Your computer has 256 GiB of RAM? Boy howdy, you must be able to handle some monster big Photoshop files :wink:

Bear in mind that the term Kilobyte was coined at a time when it was thought of as a large amount and Gigabyte was a term that we would never need because it was the stuff of SF.

So in the early days, the discrepancy was 24 bytes; big deal, they thought.

Err, that’s 256 MiB of RAM, of course. My brain is obviously not so well equipped. :slight_smile:

The hard drive thing is nothing compared to the monitor rip off that is going on. When you buy a 21 inch monitor and fail to see the fine print that says “18.9 inch viewable”. That I feel is more of a scandal than a few kilobytes off a hard drive.

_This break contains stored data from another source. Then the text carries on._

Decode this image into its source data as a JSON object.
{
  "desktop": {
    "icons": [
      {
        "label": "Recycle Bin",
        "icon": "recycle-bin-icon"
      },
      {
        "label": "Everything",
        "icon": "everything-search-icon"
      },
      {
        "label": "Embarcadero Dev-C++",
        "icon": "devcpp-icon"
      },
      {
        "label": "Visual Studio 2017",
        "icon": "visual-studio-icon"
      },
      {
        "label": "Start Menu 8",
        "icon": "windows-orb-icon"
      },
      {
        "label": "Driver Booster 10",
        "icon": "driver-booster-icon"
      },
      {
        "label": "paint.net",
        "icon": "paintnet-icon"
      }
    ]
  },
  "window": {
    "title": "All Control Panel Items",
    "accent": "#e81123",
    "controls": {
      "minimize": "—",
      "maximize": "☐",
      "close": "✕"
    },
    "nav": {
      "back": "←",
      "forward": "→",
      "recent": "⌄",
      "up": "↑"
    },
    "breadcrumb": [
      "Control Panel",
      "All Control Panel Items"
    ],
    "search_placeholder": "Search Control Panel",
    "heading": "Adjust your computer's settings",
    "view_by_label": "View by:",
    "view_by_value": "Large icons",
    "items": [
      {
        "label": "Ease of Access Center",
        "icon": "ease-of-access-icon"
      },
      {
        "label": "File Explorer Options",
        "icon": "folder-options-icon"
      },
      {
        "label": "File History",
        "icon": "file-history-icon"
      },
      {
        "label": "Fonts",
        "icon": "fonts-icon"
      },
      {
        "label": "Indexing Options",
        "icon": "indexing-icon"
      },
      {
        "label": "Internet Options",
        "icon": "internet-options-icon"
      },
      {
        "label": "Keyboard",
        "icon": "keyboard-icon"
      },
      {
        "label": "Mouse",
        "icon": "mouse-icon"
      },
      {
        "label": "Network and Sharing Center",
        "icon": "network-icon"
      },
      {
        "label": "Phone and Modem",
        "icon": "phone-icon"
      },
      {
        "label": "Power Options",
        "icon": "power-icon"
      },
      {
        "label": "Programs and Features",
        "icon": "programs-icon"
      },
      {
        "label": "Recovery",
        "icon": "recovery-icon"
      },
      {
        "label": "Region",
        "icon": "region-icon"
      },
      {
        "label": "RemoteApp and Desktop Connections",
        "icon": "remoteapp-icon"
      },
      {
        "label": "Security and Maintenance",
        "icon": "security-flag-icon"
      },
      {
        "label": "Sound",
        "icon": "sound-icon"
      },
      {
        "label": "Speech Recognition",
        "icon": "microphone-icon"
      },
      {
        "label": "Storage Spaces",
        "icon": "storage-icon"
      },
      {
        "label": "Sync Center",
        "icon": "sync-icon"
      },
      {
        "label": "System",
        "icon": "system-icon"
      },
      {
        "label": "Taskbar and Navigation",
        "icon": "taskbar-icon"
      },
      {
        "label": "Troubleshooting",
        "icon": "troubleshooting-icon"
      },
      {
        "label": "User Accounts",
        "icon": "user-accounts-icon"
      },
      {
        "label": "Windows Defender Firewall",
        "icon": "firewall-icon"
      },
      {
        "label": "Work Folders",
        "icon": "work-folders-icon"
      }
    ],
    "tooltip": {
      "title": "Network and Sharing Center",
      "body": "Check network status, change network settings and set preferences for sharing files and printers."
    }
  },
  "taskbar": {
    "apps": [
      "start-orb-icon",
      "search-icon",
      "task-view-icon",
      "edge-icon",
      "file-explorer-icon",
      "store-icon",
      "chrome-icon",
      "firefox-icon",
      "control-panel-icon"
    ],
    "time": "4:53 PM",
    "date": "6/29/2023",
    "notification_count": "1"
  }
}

In the days when a kilobyte was a large amount of data, 24 bytes probably would have been a big deal. Or not negligable anyway. In fact I would think probably would have to do with small numbers of bytes being important… since computers use base 2 it’s always going to be a pain to express computer-significant numbers precisely in decimal. How do you get around that problem? Base your terminology around computer-significant stuff rather than the number of fingers you’ve got. Close enough for people who aren’t in the buisiness anyway.

Everywhere I read on the net it says the reason they call it like a 2 gig HD is because ‘2’ is the closest number.

What on earth does this have to do with ‘CPU companies?’ CPU companies don’t have anything to do with HD or memory size.
CPU= central processing unit, duh.

I concur with the OP; I believe at one point the HD manufacturers were trying to pull a fast one. At least now the capacity they list is actual capacity, rather than the unformatted capacity they used to list in the bad old days. There is no technical reason that hard drive manufacturers shouldn’t use the same terminology that memory manufacturers use, but at least all the HD manufacturers use the same system.

Anyone remember back about 15 years ago, Atari made a 1MB machine, but called it the 1040ST, because it had 1,040 Kbytes of memory (or something to that effect).